Slide View : Parallel Computer Architecture and Programming : 15-418/618 Spring 2017

rc0303

Is the time spent communicating invalidation/ack messages linear with respect to the number of sharers? If so, it might be informative to adjust the histogram with respect to time spent on writes instead of number of writes. In particular, Barnes-Hut would have a much slower drop-off on such a graph.

holard

Is it fair to say that this relationship generally follows a power law?

pdp

@holard: Since the distribution is dependent on the problem we are trying to solve, there is no one single distribution. Statistically, for most commonly studied problems, broadcasting doesn't seem to be necessary as the distributions "appears/looks" like a power law. Please correct me if I am wrong.

chenh1

What this graph means and what each axis represent?

ZoSo

The x-axis represents the number of processors holding a cache line. The y-axis represents the cache lines (cache lines 0 - N). So the topmost graph (ocean) says that 1 processor holds on an average 90 cache lines for writes, and 2 processors will have about 15 lines. So, most of the cache lines are held only by a few processors at a time, so the processors do not have to communicate to very many processors to invalidate and flush their cache lines. (Some one correct me if my interpretation of the axes are wrong).

pk267

(Discussed in class) Q: How will the graph change of there are large number of reads for a particular data line and hardly any writes? And what scheme would be better to deal with such a case - Directory, or Snooping?

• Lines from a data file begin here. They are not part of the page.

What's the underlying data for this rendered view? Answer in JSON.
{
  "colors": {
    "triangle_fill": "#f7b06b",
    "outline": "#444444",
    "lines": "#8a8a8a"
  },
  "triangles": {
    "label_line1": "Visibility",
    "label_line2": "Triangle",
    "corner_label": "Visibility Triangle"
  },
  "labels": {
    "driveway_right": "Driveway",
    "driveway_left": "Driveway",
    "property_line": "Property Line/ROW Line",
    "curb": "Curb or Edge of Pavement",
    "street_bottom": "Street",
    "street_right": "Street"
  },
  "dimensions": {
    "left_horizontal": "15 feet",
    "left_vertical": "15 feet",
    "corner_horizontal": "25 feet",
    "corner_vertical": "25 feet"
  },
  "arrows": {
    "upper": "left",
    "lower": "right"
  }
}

Ans: There will be a long bar towards the right, indicating that large number of processors have it in their cache lines. Snooping protocol would be better because reading a cache line does not need any other message transactions. While Snooping on the other hand would require sending a message to all the other processors in the system every time a new request comes in. Thus, DIrectory is better.

pht

Is there a reason why there is the largest number of cache lines on processor 1 instead of processor 0? And why in LU and Barnes Hut, there's some on processor 0 but the majority is on processor 1?

kayvonf

@pht. The x-axis of the graph is not specific processors, it is the number of processors sharing a line on a write. In other words, the number of processors that need need to invalidate their copy of the line to allow the writer to have exclusive access.

o_o

It seems that directory based cache coherence leads to less communication between processors as processors don't need to notify many other processors to invalidate their cache lines. Does this mean that directory based cache coherence is more efficient?

fxffx

From this diagram, we can see that in most programs, the number of sharers for a line at the time of a write. So maybe we should optimize for common case here.